Competitions like the Masters of Chantilly, where I’ll be officiating in July, are necessary as part of the riders' calendar in view of these championships, and will be perfect preparatory competitions in the final lead-up to them! To conclude and to answer your question, it will be up to us, the Course Designers, to show adaptability, especially regarding parameters which will be linked to technicality, obstacle measurements, the length of the course and the horses' moral comfort regarding the proposed courses.
We are less than three months away from the Masters of Chantilly, what do you plan to offer up to the riders at this large grassy arena set against the Chantilly Castle in the background?
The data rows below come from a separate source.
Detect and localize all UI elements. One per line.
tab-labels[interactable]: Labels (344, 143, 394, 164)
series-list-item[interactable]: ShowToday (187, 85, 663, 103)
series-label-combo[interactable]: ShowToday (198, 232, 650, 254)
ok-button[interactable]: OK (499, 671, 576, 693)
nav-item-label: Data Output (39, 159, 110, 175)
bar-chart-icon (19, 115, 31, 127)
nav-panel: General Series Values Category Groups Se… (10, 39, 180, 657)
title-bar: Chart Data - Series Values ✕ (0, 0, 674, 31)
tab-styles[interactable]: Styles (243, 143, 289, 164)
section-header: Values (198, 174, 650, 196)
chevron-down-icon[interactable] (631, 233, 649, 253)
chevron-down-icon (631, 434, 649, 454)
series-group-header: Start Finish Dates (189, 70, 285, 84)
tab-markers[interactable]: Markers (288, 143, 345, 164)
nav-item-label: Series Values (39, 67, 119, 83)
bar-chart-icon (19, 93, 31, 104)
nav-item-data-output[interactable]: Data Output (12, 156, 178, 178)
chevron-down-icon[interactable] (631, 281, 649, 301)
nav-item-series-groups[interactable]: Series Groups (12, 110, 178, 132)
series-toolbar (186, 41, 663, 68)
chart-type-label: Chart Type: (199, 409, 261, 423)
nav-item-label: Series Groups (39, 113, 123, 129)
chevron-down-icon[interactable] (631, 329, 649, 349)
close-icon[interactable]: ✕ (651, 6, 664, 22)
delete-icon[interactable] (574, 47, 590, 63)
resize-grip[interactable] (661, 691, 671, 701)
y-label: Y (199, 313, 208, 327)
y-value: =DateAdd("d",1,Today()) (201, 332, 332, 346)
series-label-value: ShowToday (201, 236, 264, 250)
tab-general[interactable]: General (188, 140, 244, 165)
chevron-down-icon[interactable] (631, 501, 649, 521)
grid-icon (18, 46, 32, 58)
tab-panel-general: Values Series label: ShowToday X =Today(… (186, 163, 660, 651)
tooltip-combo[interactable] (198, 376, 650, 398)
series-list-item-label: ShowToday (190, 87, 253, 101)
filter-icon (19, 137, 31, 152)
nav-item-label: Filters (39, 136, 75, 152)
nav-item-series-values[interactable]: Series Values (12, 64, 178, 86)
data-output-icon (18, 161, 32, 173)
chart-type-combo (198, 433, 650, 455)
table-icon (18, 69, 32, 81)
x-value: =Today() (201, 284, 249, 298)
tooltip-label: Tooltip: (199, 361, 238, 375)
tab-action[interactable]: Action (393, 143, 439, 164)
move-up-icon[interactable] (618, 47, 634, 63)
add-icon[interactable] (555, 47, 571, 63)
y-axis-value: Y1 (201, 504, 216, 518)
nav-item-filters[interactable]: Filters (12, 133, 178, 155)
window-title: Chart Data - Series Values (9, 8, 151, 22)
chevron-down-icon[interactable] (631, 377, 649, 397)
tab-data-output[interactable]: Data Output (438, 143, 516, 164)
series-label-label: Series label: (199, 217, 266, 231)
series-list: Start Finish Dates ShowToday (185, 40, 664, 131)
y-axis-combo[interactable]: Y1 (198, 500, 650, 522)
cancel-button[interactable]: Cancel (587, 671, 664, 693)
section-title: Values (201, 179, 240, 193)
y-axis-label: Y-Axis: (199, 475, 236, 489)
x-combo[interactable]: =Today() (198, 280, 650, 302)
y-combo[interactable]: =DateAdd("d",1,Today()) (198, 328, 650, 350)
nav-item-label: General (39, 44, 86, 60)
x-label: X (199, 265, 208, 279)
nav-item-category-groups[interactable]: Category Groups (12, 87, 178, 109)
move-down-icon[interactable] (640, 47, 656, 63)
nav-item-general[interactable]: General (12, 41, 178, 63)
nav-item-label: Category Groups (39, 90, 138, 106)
I haven’t yet decided on the courses I will design for the Masters of Chantilly. It's an arena that I don't know yet; it will be a great first for me as the principal Course Designer! However, due to the reputation of this competition, the quality of the infrastructure, the image that this competition has, and also the fact that it is now organized by Christope Ameeuw's EEM group in collaboration with Rolex, this competition will obviously be targeted by a good number of the world's best riders. It will be difficult for me, as I’ll have to be flexible. The horses’ behavior during the first day of competition on site will be a determining factor in helping me finalize the key courses that will be used for the Rolex Grand Prix in particular. Now, we have more than two months to adjust the horses arriving on such important events.